谭巧云说:“就是呀!你姐现在天天加班!回来吃了饭就睡觉,你姐夫说还想再要个孩子,这么累怎么要?你姐夫倒是回来的早,其实他们两个如果掉个个就好了。我总安慰他,别太计较你姐,说实话,当年你爸就是这样!总加班!你还记得吗?总是咱们三个吃晚饭!你姐就是跟你爸学的!也就是你姐夫脾气好,跟我当年一样!有时我觉得你姐夫更像我……”
秦惟及时插话:“妈!我嫉妒啦!”
谭巧云笑了:“你才是妈的亲儿子!”
秦惟看着时间,说道:“那妈,我得上班了,上午好几个手术呢。”
谭巧云叹气:“你做的是积德行善的事,我不说什么了,不然的话,我一定让你回来,一家人在一起才好。”
秦惟闭了下眼睛,不敢露出情绪,语气轻松地说:“好的,我经常回家……”
谭巧云说:“楼下你的套间每周都打扫的!我们对面的房子在卖,我打算给你买下来。现在的小姑娘都不想和婆婆住了,日后你成家,肯定单住着,但咱们住近点,你随时过来……”
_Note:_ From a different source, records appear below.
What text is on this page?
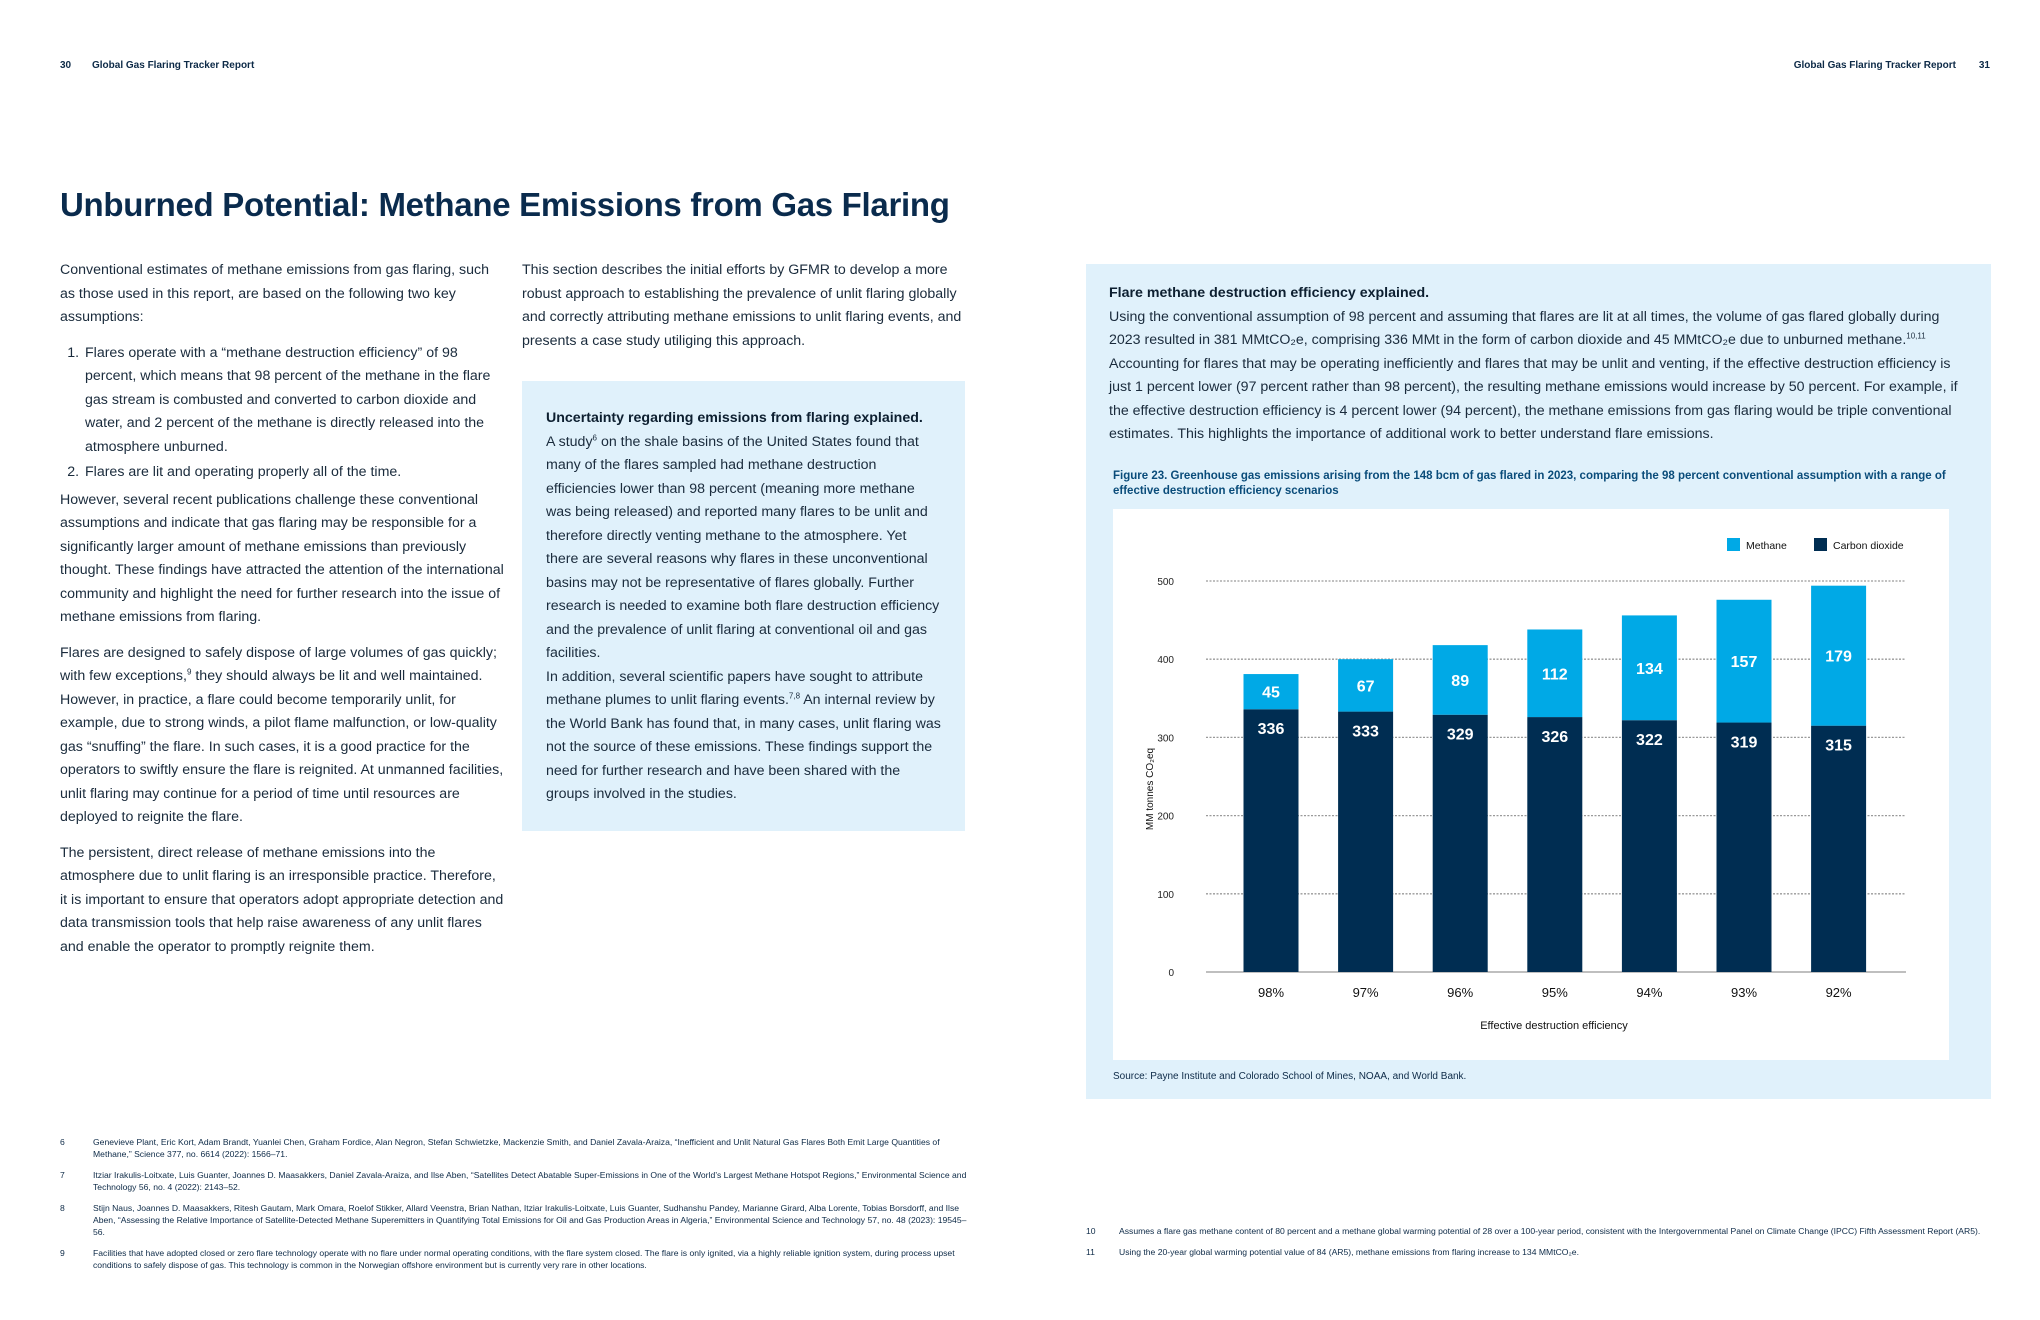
30 Global Gas Flaring Tracker Report	Global Gas Flaring Tracker Report 31
Unburned Potential: Methane Emissions from Gas Flaring

Conventional estimates of methane emissions from gas flaring, such as those used in this report, are based on the following two key assumptions:

1. Flares operate with a “methane destruction efficiency” of 98 percent, which means that 98 percent of the methane in the flare gas stream is combusted and converted to carbon dioxide and water, and 2 percent of the methane is directly released into the atmosphere unburned.
2. Flares are lit and operating properly all of the time.

However, several recent publications challenge these conventional assumptions and indicate that gas flaring may be responsible for a significantly larger amount of methane emissions than previously thought. These findings have attracted the attention of the international community and highlight the need for further research into the issue of methane emissions from flaring.

Flares are designed to safely dispose of large volumes of gas quickly; with few exceptions,$^9$ they should always be lit and well maintained. However, in practice, a flare could become temporarily unlit, for example, due to strong winds, a pilot flame malfunction, or low-quality gas “snuffing” the flare. In such cases, it is a good practice for the operators to swiftly ensure the flare is reignited. At unmanned facilities, unlit flaring may continue for a period of time until resources are deployed to reignite the flare.

The persistent, direct release of methane emissions into the atmosphere due to unlit flaring is an irresponsible practice. Therefore, it is important to ensure that operators adopt appropriate detection and data transmission tools that help raise awareness of any unlit flares and enable the operator to promptly reignite them.

This section describes the initial efforts by GFMR to develop a more robust approach to establishing the prevalence of unlit flaring globally and correctly attributing methane emissions to unlit flaring events, and presents a case study utiliging this approach.
Uncertainty regarding emissions from flaring explained.
A study$^6$ on the shale basins of the United States found that many of the flares sampled had methane destruction efficiencies lower than 98 percent (meaning more methane was being released) and reported many flares to be unlit and therefore directly venting methane to the atmosphere. Yet there are several reasons why flares in these unconventional basins may not be representative of flares globally. Further research is needed to examine both flare destruction efficiency and the prevalence of unlit flaring at conventional oil and gas facilities.
In addition, several scientific papers have sought to attribute methane plumes to unlit flaring events.$^{7,8}$ An internal review by the World Bank has found that, in many cases, unlit flaring was not the source of these emissions. These findings support the need for further research and have been shared with the groups involved in the studies.
Flare methane destruction efficiency explained.
Using the conventional assumption of 98 percent and assuming that flares are lit at all times, the volume of gas flared globally during 2023 resulted in 381 MMtCO₂e, comprising 336 MMt in the form of carbon dioxide and 45 MMtCO₂e due to unburned methane.$^{10,11}$
Accounting for flares that may be operating inefficiently and flares that may be unlit and venting, if the effective destruction efficiency is just 1 percent lower (97 percent rather than 98 percent), the resulting methane emissions would increase by 50 percent. For example, if the effective destruction efficiency is 4 percent lower (94 percent), the methane emissions from gas flaring would be triple conventional estimates. This highlights the importance of additional work to better understand flare emissions.
Figure 23. Greenhouse gas emissions arising from the 148 bcm of gas flared in 2023, comparing the 98 percent conventional assumption with a range of effective destruction efficiency scenarios
0
100
200
300
400
500
336
45
98%
333
67
97%
329
89
96%
326
112
95%
322
134
94%
319
157
93%
315
179
92%
Effective destruction efficiency
MM tonnes CO₂eq
Methane	Carbon dioxide
Source: Payne Institute and Colorado School of Mines, NOAA, and World Bank.
6	Genevieve Plant, Eric Kort, Adam Brandt, Yuanlei Chen, Graham Fordice, Alan Negron, Stefan Schwietzke, Mackenzie Smith, and Daniel Zavala-Araiza, “Inefficient and Unlit Natural Gas Flares Both Emit Large Quantities of Methane,” Science 377, no. 6614 (2022): 1566–71.
7	Itziar Irakulis-Loitxate, Luis Guanter, Joannes D. Maasakkers, Daniel Zavala-Araiza, and Ilse Aben, “Satellites Detect Abatable Super-Emissions in One of the World’s Largest Methane Hotspot Regions,” Environmental Science and Technology 56, no. 4 (2022): 2143–52.
8	Stijn Naus, Joannes D. Maasakkers, Ritesh Gautam, Mark Omara, Roelof Stikker, Allard Veenstra, Brian Nathan, Itziar Irakulis-Loitxate, Luis Guanter, Sudhanshu Pandey, Marianne Girard, Alba Lorente, Tobias Borsdorff, and Ilse Aben, “Assessing the Relative Importance of Satellite-Detected Methane Superemitters in Quantifying Total Emissions for Oil and Gas Production Areas in Algeria,” Environmental Science and Technology 57, no. 48 (2023): 19545–56.
9	Facilities that have adopted closed or zero flare technology operate with no flare under normal operating conditions, with the flare system closed. The flare is only ignited, via a highly reliable ignition system, during process upset conditions to safely dispose of gas. This technology is common in the Norwegian offshore environment but is currently very rare in other locations.
10	Assumes a flare gas methane content of 80 percent and a methane global warming potential of 28 over a 100-year period, consistent with the Intergovernmental Panel on Climate Change (IPCC) Fifth Assessment Report (AR5).
11	Using the 20-year global warming potential value of 84 (AR5), methane emissions from flaring increase to 134 MMtCO₂e.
秦惟不知道该如何回答,正在为难间,就听见后面嗷地一声大哭,谭巧云急切的声音:“怎么啦?!怎么啦?!伤着没有?”
一个声音大喊:“他抢我的小黑!”
另一个声音:“这是我的!借给你玩的!你太小,不记得了!”
“哇!不是!是姥姥买给我的!是我挑的,有白的、黑的、黄的熊,我记得!哇!”
谭巧云匆忙地说:“我得挂了!”
秦惟做出了亲吻的声音:“妈!我爱你!我爱你们!mua!”
谭巧云笑着说:“你这孩子……别!别打架!好好说话!……”
电话挂断,秦惟握着手机坐了会儿,时间有点晚了,他深吸了口气,下了床,开始飞速地洗漱。
三月初,杨树上隐约有了花骨朵。
秦惟过去开车恨不能一脚油就到了单位,可今天早上他一点不急,仔细地看着周围的车水马龙——他过去怎么没注意到这其中的生机?没有发现人们行色匆匆的严肃里隐藏着对生命的热爱?
他到医院车场停了车,一出暖烘烘的车,一股小阴风平地而起,他被加热的椅子烘烤得舒坦的后背一下子绷紧了,从头到尾打了个寒战——就如前世一样!
秦惟毛骨悚然,忙拎起他装着手提电脑和医案的大公文包,甩上车门,一手掩住敞开的前襟,向在黎明微光里还亮着灯的骨科大楼的后门快步走去。
自动门一开,里面的暖气扑面而来,迎面的保安对他点头,秦惟停下脚步,认真地笑着回礼:“早上好!你是早班还是夜班?”十七皇子时的护卫石有田,那时替他带人出城……
保安有些吃惊——一般人打个招呼就不错了,这位秦医生还问他话?他回答:“夜班,快下了。”
秦惟说:“那回去好好休息,我最怕夜班,真累!”
保安笑着点头赞同。
秦惟按了电梯,听见后面有脚步声,一个女声道:“哎呦喂!能和我们秦大公子同梯,真有运哪。”
秦惟抑制住自己的颤抖,笑着回头,对走过来的赵姐和小李说:“靓女们早上好!”还是前世的话。